The issue is --- are separate design teams and restarting each design from scratch a good fit to the modern CPU world?
It seems to me that the answer has been empirically answered as no, and that every company that follows this policy (which seem to include IBM, don't know about QC or the GPU design teams) really ought to rethink. We don't recreate compilers, or browsers, or OS's every few years from scratch, but we seem to have taken it for granted that doing so for CPUs made sense.

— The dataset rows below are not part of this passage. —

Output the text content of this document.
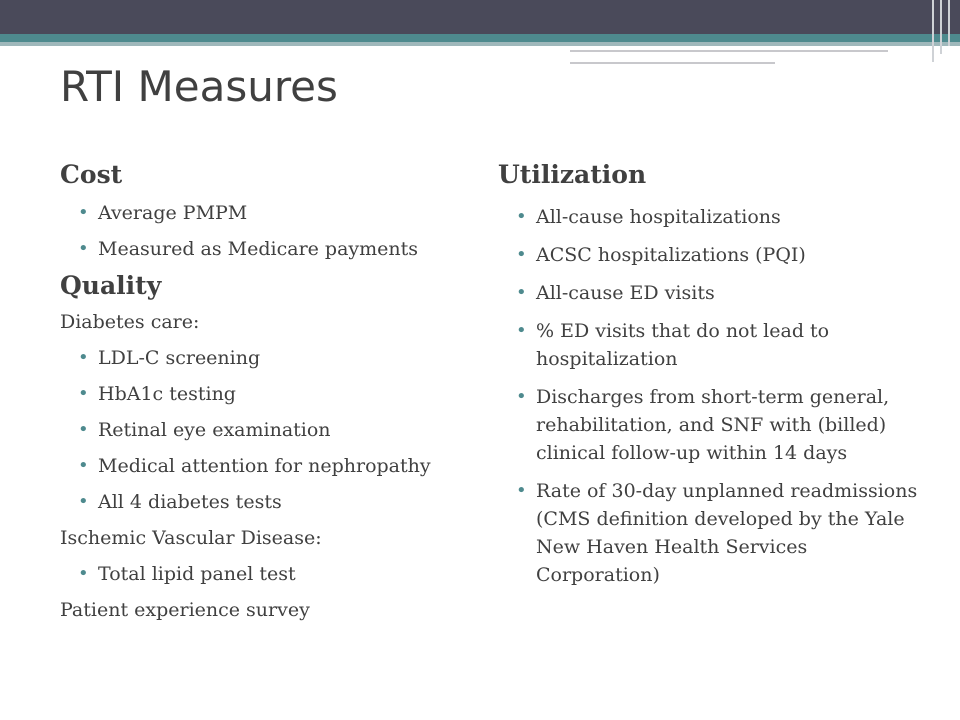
RTI Measures
Cost
• Average PMPM
• Measured as Medicare payments
Quality

Diabetes care:

• LDL-C screening
• HbA1c testing
• Retinal eye examination
• Medical attention for nephropathy
• All 4 diabetes tests

Ischemic Vascular Disease:

• Total lipid panel test

Patient experience survey

Utilization
• All-cause hospitalizations
• ACSC hospitalizations (PQI)
• All-cause ED visits
• % ED visits that do not lead to hospitalization
• Discharges from short-term general, rehabilitation, and SNF with (billed) clinical follow-up within 14 days
• Rate of 30-day unplanned readmissions (CMS definition developed by the Yale New Haven Health Services Corporation)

I'm not sure this hypothesis explains everything --- no-one outside Apple (and few inside) have the knowledge necessary to answer the question. But I do wonder if the biggest part of Apple's success came from their being a SW company, and thus looking at CPU design as a question of CONSTANTLY IMPROVING a good base, rather than as a question of re-inventing the wheel every few years the way the competition has always done things.
Meteor2 - Wednesday, March 15, 2017 - linkPart of having separate teams is to engender competition; another is to hedge bets and allow risk-taking. Core replacing Netburst is the standard example, I suppose. I'm sure there are others but they aren't coming to mind at the moment... Does replacing Windows CE with Windows 10 count?

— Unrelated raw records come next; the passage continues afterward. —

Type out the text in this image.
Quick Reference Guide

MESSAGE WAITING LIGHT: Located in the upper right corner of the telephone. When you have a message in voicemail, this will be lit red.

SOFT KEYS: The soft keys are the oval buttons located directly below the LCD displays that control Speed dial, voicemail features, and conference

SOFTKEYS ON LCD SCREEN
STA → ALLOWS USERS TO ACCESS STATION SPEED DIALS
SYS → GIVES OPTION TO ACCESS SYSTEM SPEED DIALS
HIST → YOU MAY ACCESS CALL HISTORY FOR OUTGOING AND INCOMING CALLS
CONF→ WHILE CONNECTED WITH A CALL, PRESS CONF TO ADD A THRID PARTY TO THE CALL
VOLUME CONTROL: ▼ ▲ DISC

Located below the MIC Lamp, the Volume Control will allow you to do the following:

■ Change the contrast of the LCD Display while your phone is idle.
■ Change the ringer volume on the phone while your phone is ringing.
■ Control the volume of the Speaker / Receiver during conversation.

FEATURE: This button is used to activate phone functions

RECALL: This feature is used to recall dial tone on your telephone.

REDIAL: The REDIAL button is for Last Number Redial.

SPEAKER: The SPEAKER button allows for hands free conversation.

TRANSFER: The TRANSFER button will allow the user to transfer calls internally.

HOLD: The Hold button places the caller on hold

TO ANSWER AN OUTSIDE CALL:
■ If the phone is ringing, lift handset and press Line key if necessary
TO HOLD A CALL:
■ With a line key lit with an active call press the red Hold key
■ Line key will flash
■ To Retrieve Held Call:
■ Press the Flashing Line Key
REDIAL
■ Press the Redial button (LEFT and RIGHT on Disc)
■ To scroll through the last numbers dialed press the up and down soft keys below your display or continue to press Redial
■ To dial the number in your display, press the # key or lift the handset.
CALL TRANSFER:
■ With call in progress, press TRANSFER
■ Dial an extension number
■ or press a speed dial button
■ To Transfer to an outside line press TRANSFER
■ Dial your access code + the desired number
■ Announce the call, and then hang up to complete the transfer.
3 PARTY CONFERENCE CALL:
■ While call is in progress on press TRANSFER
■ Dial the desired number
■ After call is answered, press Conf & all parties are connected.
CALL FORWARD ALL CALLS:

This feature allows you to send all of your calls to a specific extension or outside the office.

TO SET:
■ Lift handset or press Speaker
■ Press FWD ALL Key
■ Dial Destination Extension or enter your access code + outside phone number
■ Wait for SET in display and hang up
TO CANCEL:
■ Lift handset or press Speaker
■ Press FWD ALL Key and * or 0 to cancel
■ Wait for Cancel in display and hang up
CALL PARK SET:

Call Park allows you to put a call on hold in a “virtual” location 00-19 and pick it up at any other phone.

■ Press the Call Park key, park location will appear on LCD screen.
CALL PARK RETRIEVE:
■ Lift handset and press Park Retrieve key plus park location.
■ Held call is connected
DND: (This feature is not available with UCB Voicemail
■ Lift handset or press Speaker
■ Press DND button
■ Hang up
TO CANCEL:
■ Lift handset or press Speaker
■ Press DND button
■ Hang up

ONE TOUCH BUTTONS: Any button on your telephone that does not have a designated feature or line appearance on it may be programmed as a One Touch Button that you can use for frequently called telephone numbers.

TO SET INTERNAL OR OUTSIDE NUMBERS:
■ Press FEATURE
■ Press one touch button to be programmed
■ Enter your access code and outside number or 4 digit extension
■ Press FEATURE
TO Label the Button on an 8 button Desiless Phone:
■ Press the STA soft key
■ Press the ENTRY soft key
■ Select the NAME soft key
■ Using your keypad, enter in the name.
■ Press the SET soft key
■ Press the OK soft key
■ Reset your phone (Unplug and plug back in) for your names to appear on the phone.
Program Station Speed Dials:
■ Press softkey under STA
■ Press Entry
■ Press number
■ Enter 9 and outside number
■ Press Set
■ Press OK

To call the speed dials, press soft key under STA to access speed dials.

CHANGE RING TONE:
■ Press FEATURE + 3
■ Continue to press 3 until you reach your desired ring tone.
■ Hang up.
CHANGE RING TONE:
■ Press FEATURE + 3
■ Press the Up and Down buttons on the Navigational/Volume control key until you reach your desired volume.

Meteor2 - Wednesday, March 15, 2017 - linkMethinks it's more to do with Safari having some serious optimisations for browser benchmarks baked in deep.
I'd like to see the A10 subjected to GB4 and SpecInt.
name99 - Wednesday, March 15, 2017 - linkThe A10 GeekBench numbers are hardly secret. Believe me, they won't make you happy.
SPEC numbers, yeah, we're still waiting on those...
name99 - Wednesday, March 15, 2017 - linkHere's an example:
Single-Core Score 3515
Crypto Score 2425
Integer Score 3876
Floating Point Score 3365
Memory Score 3199
The even briefer summary is that basically every sub-benchmark has A10 at 1.5x to 2x the Kirin 960 score. FP is even more brutal with some scores at 3x, and SGEMM at ~4.5x.
(And that's the A10... The A10X will likely be out within a month, likely fabbed on TSMC 10nm, likely an additional ~50% faster...)
Meteor2 - Wednesday, March 15, 2017 - linkThanks. Would love to see those numbers in Anandtech charts, and normalised for power.